Reciclaje y Residuos Sólidos

Minimice la formación de polvo y las emisiones de olores y cumpla las normativas medioambientales y de seguridad en su planta de reciclaje o en puntos de recogida de residuos mediante soluciones de filtración de aire robustas.

El reciclaje tiene como objetivo proteger a la sociedad en general y el entorno natural de la contaminación. Pero una planta de reciclaje también necesita aire limpio. Proteja su planta, los equipos y al personal, y evite las explosiones de polvo, los olores molestos y otros riesgos de salud y seguridad en estas instalaciones tan importantes.

Cómo los residuos de las plantas de reciclaje plantean riesgos de salud

Las plantas de reciclaje y de recuperación de materiales están llenas a rebosar de distintos materiales procedentes de fuentes domésticas e industriales que producen grandes cantidades de polvo. Los residuos sólidos para reciclaje pueden incluir metales, vidrio, cartón, plásticos y madera. En las plantas de recuperación de materiales cerradas y de flujo único, los residuos orgánicos e inorgánicos están mezclados y deben separarse.

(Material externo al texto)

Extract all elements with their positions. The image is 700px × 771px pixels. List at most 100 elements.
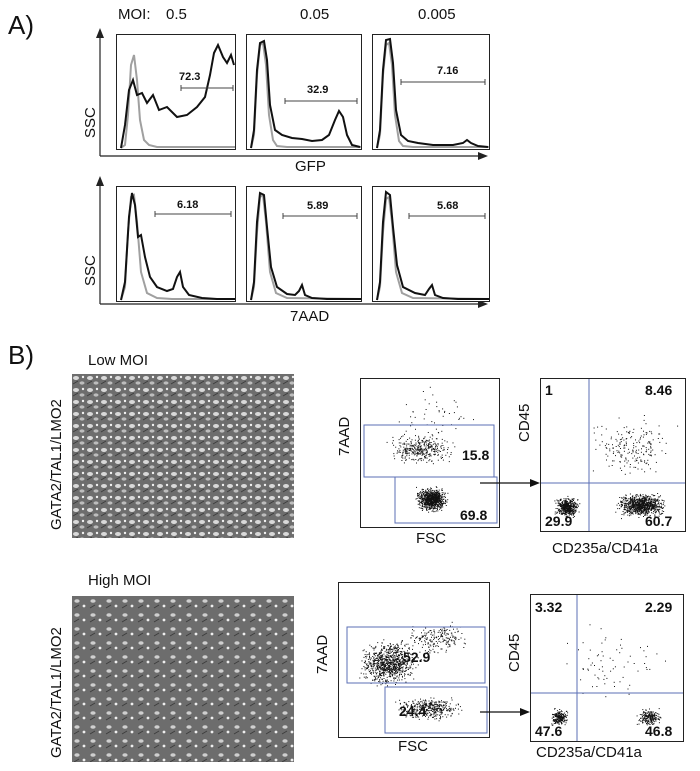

Estos procesos generan olores a partir de fuentes como el ácido sulfhídrico, el dimetilsulfuro y los mercaptanos. El olfato humano puede detectar estos olores a niveles de partes por billón, por lo que incluso las concentraciones bajas pueden dar lugar a olores desagradables.

Además, puesto que casi cualquier sólido, incluido el metal, puede explotar cuando se halla en forma de polvo, las plantas de reciclaje presentan un alto riesgo no solo de olores, sino también de explosiones e incendios causados por el polvo.

Reduzca los riesgos con una filtración de aire robusta contra olores y polvo

En algunas plantas, los residuos mezclados se queman y se emplean como combustible para la producción de energía. Estas plantas de incineración también pueden contar con una función de control de olores. Sin embargo, es probable que se necesite un periodo de parada de varias semanas al año para renovar el revestimiento y otras tareas de mantenimiento. Para evitar los olores durante ese periodo, una buena opción es un filtro molecular de reserva instalado en un bucle de desvío.

En lugar de recogerlos con camiones, algunas zonas residenciales modernas proporcionan transporte neumático de los residuos domésticos desde las casas hasta un punto de recogida central a través de conductos subterráneos. En estos casos, se necesita filtración de olores y polvo en la salida de aire del sistema, situada en el edificio de recogida, para evitar molestias en zonas muy pobladas.